I moved to the university of Vienna with a juniorprofessorship in machine learning.
I recently finished a preprint with Gitta Kutyniok, Mones Raslan, and Reinhold Schneider on the approximation of parametric maps by deep neural networks. We demonstrate that, under some technical conditions, the size of approximating neural networks to approximate a discretised parametric map does not, or only weakly, depend on the size of the discretisation. Instead, the size of these networks is determined by the size of a reduced basis. In this regard, our results constitutes an approximation result where the curse of dimension is overcome and shows that deep learning techniques can efficiently implement model order reduction techniques.
Together with the participants of the Oberwolfach Seminar: Mathematics of Deep Learning, I wrote a (not entirely serious) paper called "The Oracle of DLPhi" proving that Deep Learning techniques can perform accurate classifications on test data that is entirely uncorrelated to the training data. This, however, requires a couple of non-standard assumptions such as uncountably many data points and the axiom of choice. In a sense this shows that mathematical results on machine learning need to be approached with a bit of scepticism.
Felix and I submitted our preprint: Equivalence of approximation by convolutional neural networks and fully-connected networks to the arXiv. In this note, we establish approximation theoretical results, i.e., lower and upper bounds on approximation fidelity compared to the number of parameters, for convolutional neural networks. In practice, convolutional neural networks are used to a much greater extent than standard neural networks, while, traditionally, mathematical analysis mostly dealt with standard neural networks. We now show that all classical approximation results of standard neural networks imply very similar approximation results for convolutional neural networks.
I will give a mini-lecture on applied harmonic analysis at the PDE-CDT Summer School 2018 at Ripon college. The lecture notes can be found here.
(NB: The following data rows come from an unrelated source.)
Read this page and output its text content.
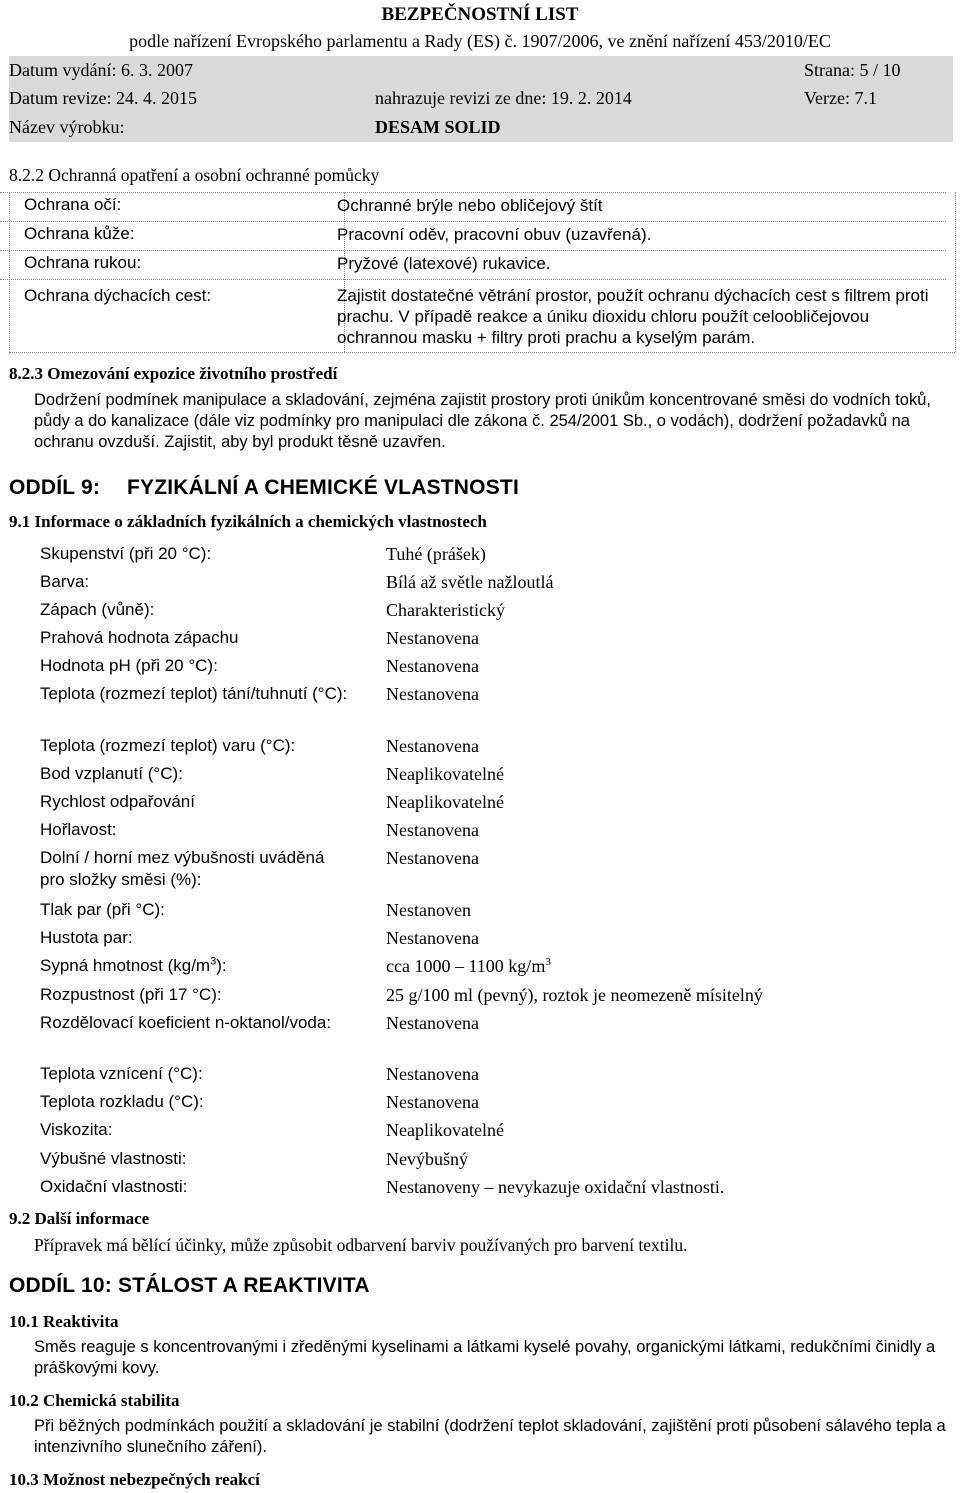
BEZPEČNOSTNÍ LIST
podle nařízení Evropského parlamentu a Rady (ES) č. 1907/2006, ve znění nařízení 453/2010/EC
Datum vydání: 6. 3. 2007	Strana: 5 / 10
Datum revize: 24. 4. 2015	nahrazuje revizi ze dne: 19. 2. 2014	Verze: 7.1
Název výrobku:	DESAM SOLID
8.2.2 Ochranná opatření a osobní ochranné pomůcky
Ochrana očí:	Ochranné brýle nebo obličejový štít
Ochrana kůže:	Pracovní oděv, pracovní obuv (uzavřená).
Ochrana rukou:	Pryžové (latexové) rukavice.
Ochrana dýchacích cest:	Zajistit dostatečné větrání prostor, použít ochranu dýchacích cest s filtrem proti prachu. V případě reakce a úniku dioxidu chloru použít celoobličejovou ochrannou masku + filtry proti prachu a kyselým parám.
8.2.3 Omezování expozice životního prostředí
Dodržení podmínek manipulace a skladování, zejména zajistit prostory proti únikům koncentrované směsi do vodních toků, půdy a do kanalizace (dále viz podmínky pro manipulaci dle zákona č. 254/2001 Sb., o vodách), dodržení požadavků na ochranu ovzduší. Zajistit, aby byl produkt těsně uzavřen.
ODDÍL 9: FYZIKÁLNÍ A CHEMICKÉ VLASTNOSTI
9.1 Informace o základních fyzikálních a chemických vlastnostech
Skupenství (při 20 °C):	Tuhé (prášek)
Barva:	Bílá až světle nažloutlá
Zápach (vůně):	Charakteristický
Prahová hodnota zápachu	Nestanovena
Hodnota pH (při 20 °C):	Nestanovena
Teplota (rozmezí teplot) tání/tuhnutí (°C): Nestanovena
Teplota (rozmezí teplot) varu (°C):	Nestanovena
Bod vzplanutí (°C):	Neaplikovatelné
Rychlost odpařování	Neaplikovatelné
Hořlavost:	Nestanovena
Dolní / horní mez výbušnosti uváděná pro složky směsi (%):
Nestanovena
Tlak par (při °C):	Nestanoven
Hustota par:	Nestanovena
Sypná hmotnost $(kg/m^3)$:	cca 1000 – 1100 $kg/m^3$
Rozpustnost (při 17 °C):	25 g/100 ml (pevný), roztok je neomezeně mísitelný
Rozdělovací koeficient n-oktanol/voda:	Nestanovena
Teplota vznícení (°C):	Nestanovena
Teplota rozkladu (°C):	Nestanovena
Viskozita:	Neaplikovatelné
Výbušné vlastnosti:	Nevýbušný
Oxidační vlastnosti:	Nestanoveny – nevykazuje oxidační vlastnosti.
9.2 Další informace
Přípravek má bělící účinky, může způsobit odbarvení barviv používaných pro barvení textilu.
ODDÍL 10: STÁLOST A REAKTIVITA
10.1 Reaktivita
Směs reaguje s koncentrovanými i zředěnými kyselinami a látkami kyselé povahy, organickými látkami, redukčními činidly a práškovými kovy.
10.2 Chemická stabilita
Při běžných podmínkách použití a skladování je stabilní (dodržení teplot skladování, zajištění proti působení sálavého tepla a intenzivního slunečního záření).
10.3 Možnost nebezpečných reakcí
Felix, Mones, and I just uploaded a preprint on topological properties of sets of functions that are representable by neural networks of fixed size. In this work we analyse simple set topological properties, such as, convexity, closedness or density of the set of networks with a fixed architecture. Quite surprisingly we found that the topology of this set is not particularly convenient for optimisation. Indeed, for all commonly-used activation functions, the sets of networks of fixed size are non-convex (not even weakly), nowhere dense, cannot be stably parametrised, and are not closed with respect to L^p norms. For almost all commonly-used activation functions except for the parametric ReLU, the non-closedness extends to the uniform norm. In fact, for the parametric ReLU the associated spaces are closed with respect to the supremum norm if the architecture has only one hidden layer. When training a network, these properties can lead to many local minima of the minimization problem, exploding coefficients, and very slow convergence.
I created this webpage after I moved from TU Berlin to U Oxford.